Outgoing Sen. Arlen Specter (D-Pa.) on Monday will campaign for the man who ended his three-decade Senate career, Rep. Joe Sestak (D-Pa.)

Sestak defeated the Republican-turned-Democrat in a hotly contested primary race in May, but the two will put their differences aside at a event in Philadelphia on Monday, according to the Philadelphia Jewish Voice. The event will be the first time Specter appears on Sestak's behalf.

Specter is scheduled to appear alongside Sens. Charles SchumerCharles (Chuck) Ellis SchumerOvernight Finance: White House planning new tax cut proposal this summer | Schumer wants Congress to block reported ZTE deal | Tech scrambles to comply with new data rules OPEC and Russia may raise oil output under pressure from Trump The Hill's 12:30 Report — Sponsored by Delta Air Lines — GOP centrists in striking distance of immigration vote MORE (D-N.Y.) and his Pennsylvania counterpart, Sen. Bob CaseyRobert (Bob) Patrick CaseySenate Dems to Mnuchin: Don't index capital gains to inflation Senators offer tax bill aimed at helping first responders McConnell: Midterms will be 'very challenging' for GOP MORE (D), in an effort to boost the second-term congressman, who trails his Republican opponent former Rep. Pat Toomey in the polls.

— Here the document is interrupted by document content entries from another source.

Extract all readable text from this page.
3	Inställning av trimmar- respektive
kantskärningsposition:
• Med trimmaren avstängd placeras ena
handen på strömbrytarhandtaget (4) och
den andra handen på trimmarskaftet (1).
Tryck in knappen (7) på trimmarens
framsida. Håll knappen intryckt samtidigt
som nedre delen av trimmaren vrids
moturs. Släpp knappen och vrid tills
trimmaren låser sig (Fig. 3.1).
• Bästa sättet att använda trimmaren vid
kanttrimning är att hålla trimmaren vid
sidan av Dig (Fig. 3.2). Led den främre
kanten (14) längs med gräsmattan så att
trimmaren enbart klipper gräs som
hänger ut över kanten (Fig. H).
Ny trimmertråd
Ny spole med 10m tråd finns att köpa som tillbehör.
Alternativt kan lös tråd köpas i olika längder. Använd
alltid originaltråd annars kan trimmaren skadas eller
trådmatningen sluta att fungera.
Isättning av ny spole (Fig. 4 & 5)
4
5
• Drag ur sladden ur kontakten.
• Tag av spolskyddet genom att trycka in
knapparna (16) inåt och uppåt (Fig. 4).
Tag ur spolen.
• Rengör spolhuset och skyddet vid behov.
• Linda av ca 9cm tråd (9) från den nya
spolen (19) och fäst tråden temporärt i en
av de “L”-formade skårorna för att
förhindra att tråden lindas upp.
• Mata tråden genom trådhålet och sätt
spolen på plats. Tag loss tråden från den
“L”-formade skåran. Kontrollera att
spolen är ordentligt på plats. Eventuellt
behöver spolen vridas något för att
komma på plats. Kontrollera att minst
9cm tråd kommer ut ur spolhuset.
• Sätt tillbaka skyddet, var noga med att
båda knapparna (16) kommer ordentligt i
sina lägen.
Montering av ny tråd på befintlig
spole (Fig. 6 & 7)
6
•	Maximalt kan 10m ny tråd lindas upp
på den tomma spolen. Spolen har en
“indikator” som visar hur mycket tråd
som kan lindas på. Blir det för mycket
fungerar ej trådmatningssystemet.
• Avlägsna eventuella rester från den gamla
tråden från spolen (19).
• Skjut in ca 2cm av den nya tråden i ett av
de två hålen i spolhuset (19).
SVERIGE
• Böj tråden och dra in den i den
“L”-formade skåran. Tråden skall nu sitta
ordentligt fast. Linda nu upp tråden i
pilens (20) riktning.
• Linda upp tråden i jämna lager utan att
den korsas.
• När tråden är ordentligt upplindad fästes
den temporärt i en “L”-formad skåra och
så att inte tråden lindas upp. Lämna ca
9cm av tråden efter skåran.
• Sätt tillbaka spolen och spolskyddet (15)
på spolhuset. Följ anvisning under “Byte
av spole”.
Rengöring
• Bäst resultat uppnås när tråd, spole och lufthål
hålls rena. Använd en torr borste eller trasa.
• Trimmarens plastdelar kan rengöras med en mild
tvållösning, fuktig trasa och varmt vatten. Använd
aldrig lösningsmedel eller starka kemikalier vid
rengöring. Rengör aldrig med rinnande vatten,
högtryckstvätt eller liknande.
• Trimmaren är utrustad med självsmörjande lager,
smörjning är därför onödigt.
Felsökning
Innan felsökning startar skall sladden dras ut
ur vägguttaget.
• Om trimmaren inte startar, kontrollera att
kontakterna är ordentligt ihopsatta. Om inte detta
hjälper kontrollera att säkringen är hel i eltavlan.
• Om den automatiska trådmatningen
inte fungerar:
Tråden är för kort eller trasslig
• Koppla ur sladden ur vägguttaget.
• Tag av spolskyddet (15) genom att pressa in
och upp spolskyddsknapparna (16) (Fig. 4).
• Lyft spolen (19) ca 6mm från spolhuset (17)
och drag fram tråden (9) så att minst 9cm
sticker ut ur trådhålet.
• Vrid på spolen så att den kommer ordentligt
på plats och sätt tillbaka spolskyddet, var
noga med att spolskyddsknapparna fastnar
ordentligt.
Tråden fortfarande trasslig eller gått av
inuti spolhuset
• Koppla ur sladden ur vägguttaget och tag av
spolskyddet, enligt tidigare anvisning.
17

There is no love lost between Specter and Toomey. Toomey challenged Specter in the 2004 GOP Senate primary but was defeated by the incumbent. 

The centrist Specter switched parties in April 2009, saying the Republican Party had moved too far to the right, but he also admitted the move would allow him to avoid a difficult primary match-up with Toomey in 2010. 

Specter received President Obama's endorsement during the Democratic primary, but was defeated by Sestak in an anti-incumbent year. Sestak argued he is an independent voice and a more genuine Democratic candidate than Specter, who was a Republican for 44 years.

Specter said during the primary that he would appear for Sestak if he lost, but last month ducked a question about his chances of winning, saying "I'm late for the squash court."

The five-term Pennsylvania senator is one of three incumbent senators to lose a primary election this cycle. One of them, Sen. Lisa MurkowskiLisa Ann MurkowskiGOP senators introduce Trump's plan to claw back billion in spending Overnight Health Care — Sponsored by PCMA — VA reform bill heads to Trump's desk Senators introduce bill to measure progress in opioid fight MORE (R-Alaska), is running for reelection as a write-in candidate.